Lejos de las amenazas de la distopía tecnológica que actualmente perturban a través de los capítulos de “Black Mirror”, La dimensión desconocida lidiaba con otro diagnóstico social: la Norteamérica de posguerra. Victoriosa pero traumada, digamos tal como está ahora a días de las estrambóticas elecciones presidenciales entre dos extraterrestres, se presentía algo espeluznante por suceder en medio de la placidez estadounidense. Pasa en las películas, pasa después de las guerras. La tranquilidad de un parque puede ser engañosa emboscada para quien vuelve tras haber muerto muchas veces en combate.
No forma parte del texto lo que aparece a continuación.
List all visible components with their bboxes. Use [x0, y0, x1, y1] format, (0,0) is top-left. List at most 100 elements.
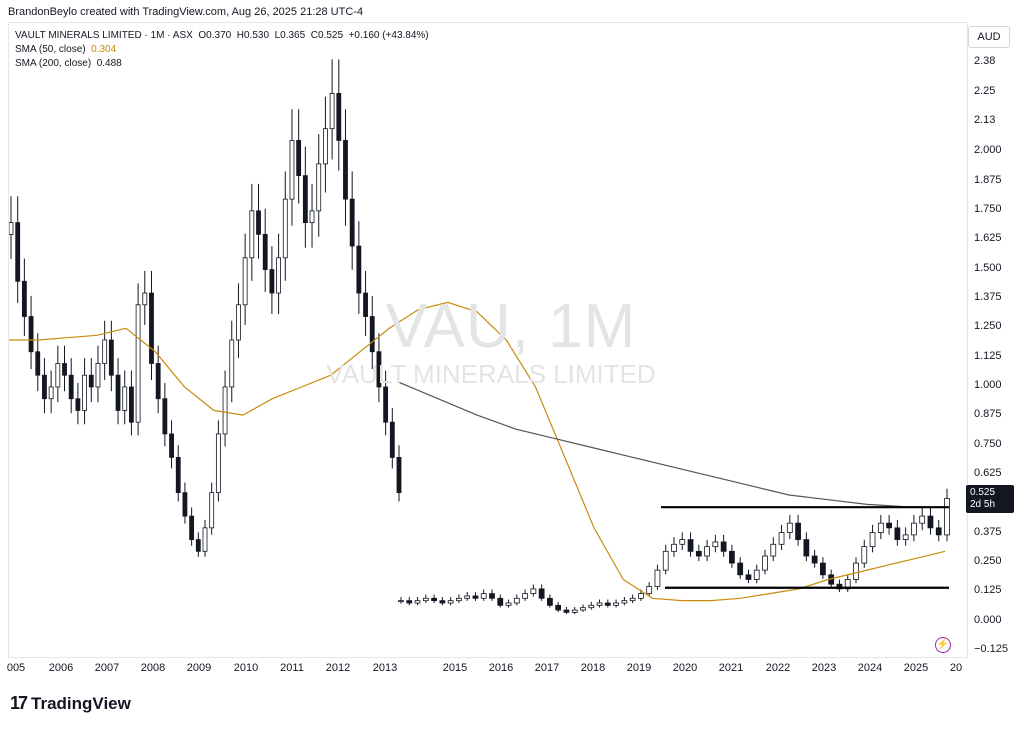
late-candle [778, 532, 785, 545]
x-tick-label: 2012 [325, 662, 351, 674]
chart-area[interactable]: VAU, 1M VAULT MINERALS LIMITED VAULT MIN… [8, 22, 968, 658]
early-candle [82, 374, 87, 411]
early-candle [356, 245, 362, 294]
late-candle [795, 522, 801, 540]
y-tick-label: 1.500 [974, 261, 1002, 274]
late-candle [737, 562, 744, 576]
early-candle [323, 128, 328, 165]
y-tick-label: 0.125 [974, 584, 1002, 597]
late-candle [613, 602, 619, 606]
price-plot[interactable] [9, 23, 967, 657]
x-tick-label: 005 [6, 662, 26, 674]
y-tick-label: 0.250 [974, 555, 1002, 568]
currency-selector[interactable]: AUD [968, 26, 1010, 48]
late-candle [935, 527, 942, 536]
late-candle [555, 604, 562, 611]
late-candle [431, 597, 437, 602]
early-candle [336, 93, 342, 141]
time-axis[interactable]: 005 2006 2007 2008 2009 2010 2011 2012 2013 2015 2… [6, 658, 966, 678]
y-tick-label: 1.875 [974, 173, 1002, 186]
late-candle [505, 602, 512, 606]
legend-close: 0.525 [317, 30, 344, 41]
late-candle [820, 562, 826, 576]
early-candle [256, 210, 261, 235]
late-candle [456, 597, 462, 602]
y-tick-label: 0.875 [974, 408, 1002, 421]
late-candle [497, 597, 504, 606]
x-tick-label: 2013 [372, 662, 398, 674]
late-candle [646, 586, 653, 594]
early-candle [229, 339, 235, 388]
late-candle [753, 569, 760, 580]
price-axis[interactable]: 2.502.382.252.132.0001.8751.7501.6251.50… [966, 22, 1024, 656]
early-candle [282, 198, 288, 259]
early-candle [215, 433, 221, 494]
early-candle [236, 304, 241, 341]
lightning-icon[interactable]: ⚡ [935, 637, 951, 653]
early-candle [169, 433, 174, 458]
early-candle [262, 233, 268, 270]
early-candle [135, 304, 141, 423]
early-candle [349, 198, 355, 247]
late-candle [811, 555, 818, 564]
x-tick-label: 2011 [280, 662, 304, 674]
late-candle [886, 522, 892, 529]
late-candle [902, 534, 909, 540]
early-candle [149, 292, 154, 364]
early-candle [389, 421, 395, 458]
legend-sma200-row[interactable]: SMA (200, close) 0.488 [15, 57, 429, 71]
early-candle [202, 527, 208, 552]
late-candle [861, 546, 868, 564]
early-candle [95, 363, 101, 388]
late-candle [836, 583, 843, 590]
x-tick-label: 2007 [94, 662, 120, 674]
legend-h-label: H [236, 30, 244, 41]
y-tick-label: 2.000 [974, 144, 1002, 157]
early-candle [155, 363, 161, 400]
last-price-value: 0.525 [970, 487, 996, 498]
late-candle [944, 498, 950, 536]
early-candle [162, 398, 168, 435]
late-candle [762, 555, 768, 571]
early-candle [182, 492, 188, 517]
early-candle [142, 292, 148, 306]
y-tick-label: 0.750 [974, 437, 1002, 450]
late-candle [877, 522, 884, 533]
legend-sma50-row[interactable]: SMA (50, close) 0.304 [15, 43, 429, 57]
early-candle [316, 163, 322, 212]
early-candle [122, 386, 128, 411]
early-candle [75, 398, 81, 411]
y-tick-label: 1.750 [974, 202, 1002, 215]
x-tick-label: 2016 [488, 662, 514, 674]
late-candle [911, 522, 917, 536]
late-candle [563, 609, 570, 613]
legend-sma50-value: 0.304 [91, 44, 117, 55]
late-candle [786, 522, 793, 533]
early-candle [129, 386, 134, 423]
x-tick-label: 2021 [718, 662, 744, 674]
x-tick-label: 2010 [233, 662, 259, 674]
watermark-name: VAULT MINERALS LIMITED [326, 359, 656, 389]
tradingview-logo: 17 TradingView [10, 693, 131, 714]
bar-countdown: 2d 5h [970, 499, 996, 510]
late-candle [638, 593, 644, 599]
legend-sma200-label: SMA (200, close) [15, 58, 92, 69]
early-candle [189, 515, 195, 540]
late-candle [538, 588, 545, 599]
early-candle [28, 316, 34, 353]
legend-change: +0.160 (+43.84%) [348, 30, 429, 41]
x-tick-label: 2008 [140, 662, 166, 674]
late-candle [927, 515, 934, 529]
legend-symbol[interactable]: VAULT MINERALS LIMITED · 1M · ASX [15, 30, 193, 41]
legend-ohlc-row: VAULT MINERALS LIMITED · 1M · ASX O0.370… [15, 29, 429, 43]
early-candle [42, 374, 47, 400]
y-tick-label: 2.13 [974, 113, 996, 126]
x-tick-label: 2019 [626, 662, 652, 674]
early-candle [108, 339, 114, 376]
early-candle [302, 175, 308, 223]
early-candle [35, 351, 41, 376]
late-candle [894, 527, 901, 540]
early-candle [363, 292, 368, 317]
last-price-tag: 0.525 2d 5h [966, 485, 1014, 513]
late-candle [414, 600, 421, 604]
Serling había sido de esos. Combatiendo en el Pacífico cayó desarmado ante un soldado japonés. Este gatilló su arma una, dos, tres veces, y la pistola nunca disparó (un compañero suyo acabó abatiendo al enemigo). Ese instante duró toda la vida para Serling, congelando el instante decisivo, como en una foto de Cartier-Bresson, pero con la mosca azul de la muerte posada sobre la frente. Por eso para él no había dimensión más desconocida que la normalidad. En realidad solo un estado pasajero, aquel previo al caos.
Compruébelo cualquier domingo, usualmente hacia el final del día. La pantalla oscura del celular espera y mira, sin apuro. Y en un momento anticipa tenuemente, un brillo veloz y silencioso, la tragedia por suceder. Como diciendo yo sé algo malo que tú aún no sabes.